Le problème de la dépendance

Âgée de 65 ans, Danielle souffre d’une maladie de Parkinson depuis treize ans. Et par la force des choses, elle est restée presque un an sans généraliste. « Heureusement, elle était toujours suivie par son spécialiste. Mais cela a été difficile à vivre. J’ai dû frapper à plusieurs portes avant de trouver enfin un professionnel qui accepte de la prendre. C’est vraiment particulier. On a l’impression qu’un médecin vous fait une faveur quand il accepte de s’occuper de vous », estime Christian.

Des patients de tous âges sont concernés. « Mais la personne de 30 ans, qui a une angine ou une gastro-entérite, arrivera toujours à faire 20 kilomètres pour aller en consultation. Ou elle ira le soir voir le généraliste de garde », explique le docteur Dusquesnel. En fait, le problème est plus crucial pour les personnes âgées dépendantes. « Le cas le plus fréquent, c’est celui de la dame de 85 ou 90 ans qui vit seule, est peu mobile et souffre de plusieurs pathologies. Là, c’est souvent très critique », affirme Yves Colin, directeur du centre communal d’action sociale (CCAS) de Sens.

Le monde à l’envers

C’est ce qui a poussé la mairie à conclure un partenariat, inédit en France, avec SOS médecins. Depuis le début janvier, les médecins de cet organisme rendent visite à des personnes âgées qui ne sont plus suivies médicalement. « Je suis ainsi allé voir cinq patientes. J’ai fait un examen clinique et renouvelé leurs traitements chroniques. Et jamais je n’ai mangé autant de chocolats, tellement ces petites dames étaient contentes de voir un médecin ! », raconte le docteur Jean-Luc Dinet, président de SOS Médecins à Sens.

« C’est essentiel le médecin pour une personne âgée. C’est lui qui fait entrer la santé dans la maison. Mais c’est aussi celui qui va dire à sa patiente qu’elle doit continuer à sortir ou à aller aux repas du club du troisième âge. C’est une présence, c’est du lien social », ajoute Yves Colin.

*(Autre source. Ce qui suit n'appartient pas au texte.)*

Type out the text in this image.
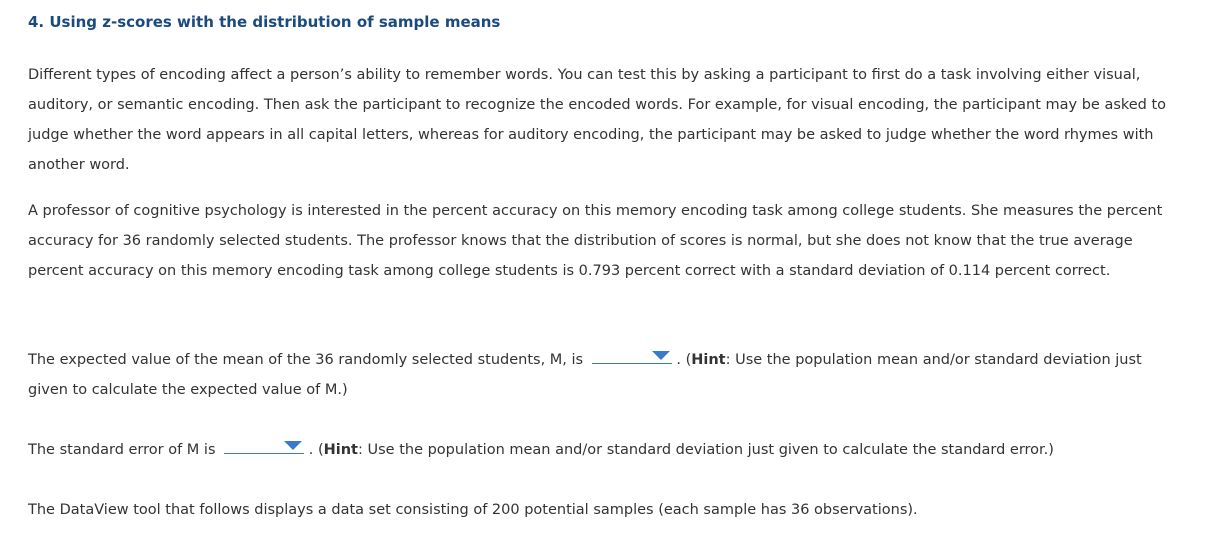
4. Using z-scores with the distribution of sample means

Different types of encoding affect a person’s ability to remember words. You can test this by asking a participant to first do a task involving either visual, auditory, or semantic encoding. Then ask the participant to recognize the encoded words. For example, for visual encoding, the participant may be asked to judge whether the word appears in all capital letters, whereas for auditory encoding, the participant may be asked to judge whether the word rhymes with another word.

A professor of cognitive psychology is interested in the percent accuracy on this memory encoding task among college students. She measures the percent accuracy for 36 randomly selected students. The professor knows that the distribution of scores is normal, but she does not know that the true average percent accuracy on this memory encoding task among college students is 0.793 percent correct with a standard deviation of 0.114 percent correct.

The expected value of the mean of the 36 randomly selected students, M, is	. (Hint: Use the population mean and/or standard deviation just given to calculate the expected value of M.)

The standard error of M is	. (Hint: Use the population mean and/or standard deviation just given to calculate the standard error.)

The DataView tool that follows displays a data set consisting of 200 potential samples (each sample has 36 observations).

En Mayenne, c’est presque le monde à l’envers. En effet, désormais, ce sont les patients de la ville qui vont à la campagne pour trouver un généraliste. « Au début des années 2000, on avait un gros problème de pénurie médicale dans nos zones rurales. Résultat, on a mis le paquet pour attirer de jeunes médecins. Et on a plutôt pas mal réussi. Mais on a ignoré le problème en milieu urbain. Jamais on n’aurait pensé qu’une commune comme Laval puisse être touchée, explique le docteur Duquesnel. Et maintenant, on voit effectivement de plus de plus de Lavallois qui vont consulter là où se trouvent désormais nos jeunes médecins : en zone rurale ! »

Des médecins vieillissants et inégalement répartis. Une population vieillissante.

En 2014, l’Ordre recensait 215 539 médecins en activité, un chiffre qui a doublé en 35 ans. La population médicale est globalement vieillissante, notamment en Corse (32 % des médecins ont plus de 60 ans) dans le Centre (28,7 %) et en Île-de-France (29,5 %). « Néanmoins, en Nord-Pas-de-Calais, Pays de la Loire et Bretagne, les flux de médecins entrants couvrent les flux de médecins sortants », souligne l’Ordre.

Les déserts médicaux 

Fait nouveau, « les territoires en danger » pour les soins de premiers recours ne concernent pas exclusivement les territoires ruraux mais aussi les métropoles, comme Paris, voire des villes moyennes comme Châteauroux. Sur un même territoire, des disparités peuvent exister. Ainsi, la région Midi-Pyrénées dispose d’une démographie satisfaisante mais de grosses difficultés existent dans le Grand Toulouse, où le nombre de généralistes a baissé de 7 % entre 2007 et 2015.